Binding JAX-RS bean validation error messages to the view

bean-validationjakarta-eejax-rsjerseyresteasy

We can easily validate a JAX-RS resource class field or method parameter using bean validation something like the following:

@Size(min = 18, max = 80, message = "Age must be between {min} and {max}.") String age;

What is the easiest way to bind the error message to a JSP page?

(Say, I am using Java EE 7 with Jersey or Resteasy)

Best Answer

EDIT 1

We introduced new annotation @ErrorTemplate in Jersey 2.3 that covers this use-case. Handling JAX-RS and Bean Validation Errors with MVC describes it deeper and shows how to use it.

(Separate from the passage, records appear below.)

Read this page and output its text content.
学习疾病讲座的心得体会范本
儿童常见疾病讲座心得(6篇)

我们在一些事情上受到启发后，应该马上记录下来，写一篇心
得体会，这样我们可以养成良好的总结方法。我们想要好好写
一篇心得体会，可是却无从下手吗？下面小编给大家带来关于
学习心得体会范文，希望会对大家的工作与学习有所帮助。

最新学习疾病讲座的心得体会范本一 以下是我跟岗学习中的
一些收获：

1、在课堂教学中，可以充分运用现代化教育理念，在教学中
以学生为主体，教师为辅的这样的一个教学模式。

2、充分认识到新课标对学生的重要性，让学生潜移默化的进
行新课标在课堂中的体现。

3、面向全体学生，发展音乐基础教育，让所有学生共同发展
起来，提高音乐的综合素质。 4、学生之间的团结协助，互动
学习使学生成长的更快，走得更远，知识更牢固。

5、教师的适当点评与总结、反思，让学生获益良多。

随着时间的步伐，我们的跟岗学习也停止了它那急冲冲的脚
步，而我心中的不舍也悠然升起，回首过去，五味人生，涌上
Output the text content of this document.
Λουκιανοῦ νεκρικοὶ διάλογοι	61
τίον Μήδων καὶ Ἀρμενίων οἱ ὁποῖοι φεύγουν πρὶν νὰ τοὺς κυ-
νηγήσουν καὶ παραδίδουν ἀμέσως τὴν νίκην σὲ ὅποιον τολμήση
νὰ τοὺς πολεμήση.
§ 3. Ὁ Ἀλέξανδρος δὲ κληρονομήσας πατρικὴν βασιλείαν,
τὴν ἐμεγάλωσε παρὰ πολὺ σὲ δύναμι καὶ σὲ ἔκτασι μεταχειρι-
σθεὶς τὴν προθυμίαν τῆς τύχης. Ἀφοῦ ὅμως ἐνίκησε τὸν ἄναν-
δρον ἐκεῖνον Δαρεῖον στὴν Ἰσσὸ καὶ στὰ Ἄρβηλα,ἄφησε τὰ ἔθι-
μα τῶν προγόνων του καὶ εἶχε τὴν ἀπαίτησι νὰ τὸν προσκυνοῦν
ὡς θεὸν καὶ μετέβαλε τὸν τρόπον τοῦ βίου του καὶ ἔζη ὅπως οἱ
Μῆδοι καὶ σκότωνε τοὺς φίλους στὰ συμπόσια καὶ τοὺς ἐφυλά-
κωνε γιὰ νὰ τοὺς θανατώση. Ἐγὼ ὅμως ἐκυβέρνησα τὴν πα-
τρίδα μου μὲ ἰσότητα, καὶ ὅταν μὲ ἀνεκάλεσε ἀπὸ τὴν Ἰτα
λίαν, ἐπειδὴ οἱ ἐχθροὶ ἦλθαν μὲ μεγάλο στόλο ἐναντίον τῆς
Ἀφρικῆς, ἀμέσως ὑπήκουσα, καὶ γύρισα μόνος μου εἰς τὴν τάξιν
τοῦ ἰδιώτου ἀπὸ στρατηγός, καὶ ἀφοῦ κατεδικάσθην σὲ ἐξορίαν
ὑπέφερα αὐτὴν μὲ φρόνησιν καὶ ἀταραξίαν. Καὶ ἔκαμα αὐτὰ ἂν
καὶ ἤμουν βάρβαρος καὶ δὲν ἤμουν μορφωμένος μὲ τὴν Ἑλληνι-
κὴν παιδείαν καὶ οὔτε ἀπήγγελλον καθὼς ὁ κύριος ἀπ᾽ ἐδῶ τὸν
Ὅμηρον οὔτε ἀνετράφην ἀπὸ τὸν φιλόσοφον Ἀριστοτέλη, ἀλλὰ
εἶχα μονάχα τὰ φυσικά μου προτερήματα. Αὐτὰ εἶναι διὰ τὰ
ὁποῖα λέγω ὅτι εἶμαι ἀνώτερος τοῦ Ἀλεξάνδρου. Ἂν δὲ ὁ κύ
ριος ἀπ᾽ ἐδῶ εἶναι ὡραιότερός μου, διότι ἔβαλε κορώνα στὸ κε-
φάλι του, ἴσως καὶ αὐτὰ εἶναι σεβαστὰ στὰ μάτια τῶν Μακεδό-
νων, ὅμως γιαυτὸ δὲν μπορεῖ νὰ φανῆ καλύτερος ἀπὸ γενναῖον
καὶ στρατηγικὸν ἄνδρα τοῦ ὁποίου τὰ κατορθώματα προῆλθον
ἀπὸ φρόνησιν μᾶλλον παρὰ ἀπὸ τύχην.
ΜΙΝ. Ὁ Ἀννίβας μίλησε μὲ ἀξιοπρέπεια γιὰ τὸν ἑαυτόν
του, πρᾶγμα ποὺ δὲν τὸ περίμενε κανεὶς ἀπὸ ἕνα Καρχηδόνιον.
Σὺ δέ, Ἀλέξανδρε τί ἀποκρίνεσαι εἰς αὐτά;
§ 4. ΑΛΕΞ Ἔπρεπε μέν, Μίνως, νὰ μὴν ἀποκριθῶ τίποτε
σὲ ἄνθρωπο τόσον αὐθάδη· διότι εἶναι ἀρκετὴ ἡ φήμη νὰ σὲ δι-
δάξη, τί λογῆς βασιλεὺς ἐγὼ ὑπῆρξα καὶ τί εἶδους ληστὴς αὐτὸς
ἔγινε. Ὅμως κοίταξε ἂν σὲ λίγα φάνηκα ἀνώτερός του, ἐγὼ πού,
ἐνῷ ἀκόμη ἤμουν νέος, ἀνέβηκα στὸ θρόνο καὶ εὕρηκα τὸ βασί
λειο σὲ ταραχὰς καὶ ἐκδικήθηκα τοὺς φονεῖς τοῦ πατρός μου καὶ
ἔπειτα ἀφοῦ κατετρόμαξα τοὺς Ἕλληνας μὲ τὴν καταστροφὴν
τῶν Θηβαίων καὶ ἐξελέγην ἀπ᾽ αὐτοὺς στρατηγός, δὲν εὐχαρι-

With Jersey you can follow these steps:

  1. add the following dependencies: jersey-bean-validation and jersey-mvc-jsp
  2. create an ExceptionMapper for ConstraintViolationException
  3. register your providers

Dependencies

If you're using Maven you can simply add these dependencies to your pom.xml

<dependency>
    <groupId>org.glassfish.jersey.ext</groupId>
    <artifactId>jersey-mvc-jsp</artifactId>
    <version>2.1</version>
</dependency>

<dependency>
    <groupId>org.glassfish.jersey.ext</groupId>
    <artifactId>jersey-bean-validation</artifactId>
    <version>2.1</version>
</dependency>

otherwise refer to the modules dependency pages to get a list of required libraries (jersey-mvc-jsp and jersey-bean-validation).

ExceptionMapper

Bean Validation runtime throws a ConstraintViolationException when something goes wrong during validation an entity (or JAX-RS resource). Jersey 2.x provides a standard ExceptionMapper to handle such exceptions (ValidationException to be precise) so if you want to handle them differently, you need to write an ExceptionMapper of your own:

@Provider
@Priority(Priorities.USER)
public class ConstraintViolationExceptionMapper implements ExceptionMapper<ConstraintViolationException> {

    @Override
    public Response toResponse(final ConstraintViolationException exception) {
        return Response
                // Define your own status.
                .status(400)
                // Put an instance of Viewable in the response so that jersey-mvc-jsp can handle it.
                .entity(new Viewable("/error.jsp", exception))
                .build();
    }
}

With the ExceptionMapper above you'll be handling all thrown ConstraintViolationExceptions and the final response will have HTTP 400 response status. Entity passed (Viewable) to the response will be processed by MessageBodyWriter from jersey-mvc module and it will basically output a processed JSP page. The first parameter of the Viewable class is a path to a JSP page (you can use relative or absolute path), the second is the model the JSP will use for rendering (the model is accessible via ${it} attribute in JSP). For more on this topic, refer to the section about MVC in Jersey Users guide.

Registering Providers

The last step you need to make is to register your providers into your Application (I'll show you an example using ResourceConfig from Jersey which extends Application class):

new ResourceConfig()
    // Look for JAX-RS reosurces and providers.
    .package("my.package")
    // Register Jersey MVC JSP processor.
    .register(JspMvcFeature.class)
    // Register your custom ExceptionMapper.
    .register(ConstraintViolationExceptionMapper.class)
    // Register Bean Validation (this is optional as BV is automatically registered when jersey-bean-validation is on the classpath but it's good to know it's happening).